TORONTO – Researchers are warning that plans to provide high-speed Internet access in Canadian vehicles will pose a great safety risk to drivers who are easily distracted by voice-operated devices.
“Because of the potential for driver distraction, safety should be of great concern,” said University of Toronto professor Ian Spence, author of a new study on the impact of auditory distractions on visual attention.
“Many people assume that talking to a voice-operated device will be as safe as using a hands-free cell phone, but neither activity is safe.”
In September, Canadian telecom provider Rogers Communications and U.S. carrier Sprint announced plans to bring wireless service to automakers.
The plan would allow automakers deploying Sprint’s Velocity platform – developed specifically for the auto industry – to use Rogers’ wireless networks, including its high-speed Long-Term Evolution (LTE) network.
Drivers with the option could then use a touchscreen on the dashboard or voice-commands to access weather or accident alerts, and receive customized packages of news and sports. The technology would also open the possibility of passengers watching TV on demand while on the road.
But a sobering study, conducted by Spence and a team of researchers, found that these types of technology act as a distraction to drivers – leading them to react slower behind the wheel, possibly resulting in a serious collision.
Researchers asked subjects to perform an “attentional visual field test” where they repeatedly identified the random location of an object in visual clutter on a computer monitor while carrying out a range of listening and speaking tasks.
For example, subjects were asked to do tasks as simple as listening to news radio, to answering yes or no questions while performing the visual test. Sometimes subjects were asked to answer verbally, other times they were asked to merely think about their answers.
According to the study, poor performance on this test is known to be a good predictor of unsafe driving.
“It did not matter whether the subject spoke the answer aloud or simply thought about the answer,” said Spence.
“It was the thinking, not speaking, that caused them to slow down.”
Spence warns that on the road this delay could cause a serious accident.
“At 50 kilometres per hour, a car travels 13.9 metres in one second. A driver who brakes one second earlier than another driver to avoid a collision, will either prevent it completely or be travelling more slowly when it occurs, lowering the probability of severe injury or fatality,” he said.
“A delay in braking by as much as one second presents a significant threat to safe driving and casts doubt on the belief that hands-free voice-controlled devices reduce driver distraction.”
In a statement to Global News, Spence said that while Internet connection in cars is inevitable, drivers need to work out ways of using these features wisely.
Some tech companies have recently introduced software features in hopes of combating distracted driving.
This week, Microsoft unveiled a smartphone software update that includes a new “Driving Mode” that will automatically silence incoming calls and texts when the phone is linked wirelessly with a Bluetooth device in the car.
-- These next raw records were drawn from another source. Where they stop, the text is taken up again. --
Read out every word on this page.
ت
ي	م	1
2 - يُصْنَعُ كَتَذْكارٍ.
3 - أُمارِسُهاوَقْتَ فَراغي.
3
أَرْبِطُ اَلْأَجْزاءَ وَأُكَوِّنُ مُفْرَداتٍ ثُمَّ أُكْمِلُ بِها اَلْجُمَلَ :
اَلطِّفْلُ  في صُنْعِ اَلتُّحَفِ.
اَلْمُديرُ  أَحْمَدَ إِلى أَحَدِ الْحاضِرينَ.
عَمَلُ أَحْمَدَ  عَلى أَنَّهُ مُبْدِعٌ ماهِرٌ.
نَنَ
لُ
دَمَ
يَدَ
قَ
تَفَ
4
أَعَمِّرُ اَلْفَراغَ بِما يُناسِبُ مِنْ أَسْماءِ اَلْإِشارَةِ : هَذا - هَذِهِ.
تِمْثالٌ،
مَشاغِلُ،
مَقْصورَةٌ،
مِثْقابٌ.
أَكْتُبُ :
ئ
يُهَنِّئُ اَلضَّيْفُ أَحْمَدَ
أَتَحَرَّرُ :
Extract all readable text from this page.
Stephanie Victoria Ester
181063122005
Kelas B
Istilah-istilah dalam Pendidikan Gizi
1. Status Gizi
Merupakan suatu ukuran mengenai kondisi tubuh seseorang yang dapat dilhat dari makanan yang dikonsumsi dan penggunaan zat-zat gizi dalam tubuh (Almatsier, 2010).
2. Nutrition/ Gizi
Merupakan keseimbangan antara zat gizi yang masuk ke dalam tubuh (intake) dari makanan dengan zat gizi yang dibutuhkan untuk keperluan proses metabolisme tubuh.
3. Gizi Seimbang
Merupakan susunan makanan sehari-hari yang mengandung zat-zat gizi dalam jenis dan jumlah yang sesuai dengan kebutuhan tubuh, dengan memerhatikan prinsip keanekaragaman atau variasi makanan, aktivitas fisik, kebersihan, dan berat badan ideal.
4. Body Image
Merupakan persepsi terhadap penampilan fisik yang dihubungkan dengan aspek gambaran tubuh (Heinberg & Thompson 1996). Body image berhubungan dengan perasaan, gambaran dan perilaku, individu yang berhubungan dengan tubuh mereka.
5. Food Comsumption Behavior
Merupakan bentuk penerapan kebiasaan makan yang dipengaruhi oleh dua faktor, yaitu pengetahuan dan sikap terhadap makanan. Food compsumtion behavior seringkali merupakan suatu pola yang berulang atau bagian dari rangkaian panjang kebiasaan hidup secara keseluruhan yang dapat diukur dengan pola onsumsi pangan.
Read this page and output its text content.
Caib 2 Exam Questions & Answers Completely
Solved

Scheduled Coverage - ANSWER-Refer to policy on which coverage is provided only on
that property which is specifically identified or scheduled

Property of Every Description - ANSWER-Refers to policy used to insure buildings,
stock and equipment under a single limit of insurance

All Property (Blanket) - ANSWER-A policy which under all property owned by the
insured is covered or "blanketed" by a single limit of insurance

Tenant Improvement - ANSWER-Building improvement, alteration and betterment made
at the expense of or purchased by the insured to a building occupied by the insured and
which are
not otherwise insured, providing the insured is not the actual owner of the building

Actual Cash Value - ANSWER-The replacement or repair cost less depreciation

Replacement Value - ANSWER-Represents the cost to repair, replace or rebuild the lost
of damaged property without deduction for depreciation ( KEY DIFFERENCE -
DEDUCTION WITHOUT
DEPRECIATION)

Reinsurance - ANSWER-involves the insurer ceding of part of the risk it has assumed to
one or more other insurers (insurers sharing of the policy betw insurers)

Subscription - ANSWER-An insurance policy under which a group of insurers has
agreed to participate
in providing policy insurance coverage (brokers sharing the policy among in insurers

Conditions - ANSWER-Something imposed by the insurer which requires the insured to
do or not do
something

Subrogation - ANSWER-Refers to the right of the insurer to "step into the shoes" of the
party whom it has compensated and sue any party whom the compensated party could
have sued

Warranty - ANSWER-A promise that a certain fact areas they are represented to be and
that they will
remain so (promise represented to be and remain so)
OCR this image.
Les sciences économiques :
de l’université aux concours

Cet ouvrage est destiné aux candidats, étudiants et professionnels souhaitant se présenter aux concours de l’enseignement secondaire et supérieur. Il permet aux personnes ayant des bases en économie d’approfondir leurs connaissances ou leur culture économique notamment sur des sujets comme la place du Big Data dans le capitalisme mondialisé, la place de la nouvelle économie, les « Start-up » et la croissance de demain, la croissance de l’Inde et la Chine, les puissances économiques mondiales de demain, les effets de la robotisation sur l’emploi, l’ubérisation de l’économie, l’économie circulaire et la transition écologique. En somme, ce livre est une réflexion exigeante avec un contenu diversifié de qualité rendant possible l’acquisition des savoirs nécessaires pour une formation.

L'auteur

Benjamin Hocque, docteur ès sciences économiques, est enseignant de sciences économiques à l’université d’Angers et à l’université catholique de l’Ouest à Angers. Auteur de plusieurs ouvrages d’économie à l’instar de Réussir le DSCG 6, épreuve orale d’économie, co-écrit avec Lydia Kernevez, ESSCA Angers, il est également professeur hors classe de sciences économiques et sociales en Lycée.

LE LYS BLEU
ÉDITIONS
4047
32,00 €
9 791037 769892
Apple has a feature called “Do Not Disturb” which can silence calls and texts, however the user must manually turn it on when needed.
Spence notes that while this is a welcome feature, the downfall in these efforts are that users must choose to turn it on.
“If the driver doesn’t switch it on, there is no value to the feature; calls and texts will come through as you drive. Maybe it would be better for Microsoft and Apple to have these safety features switched on by default,” Spence said via email.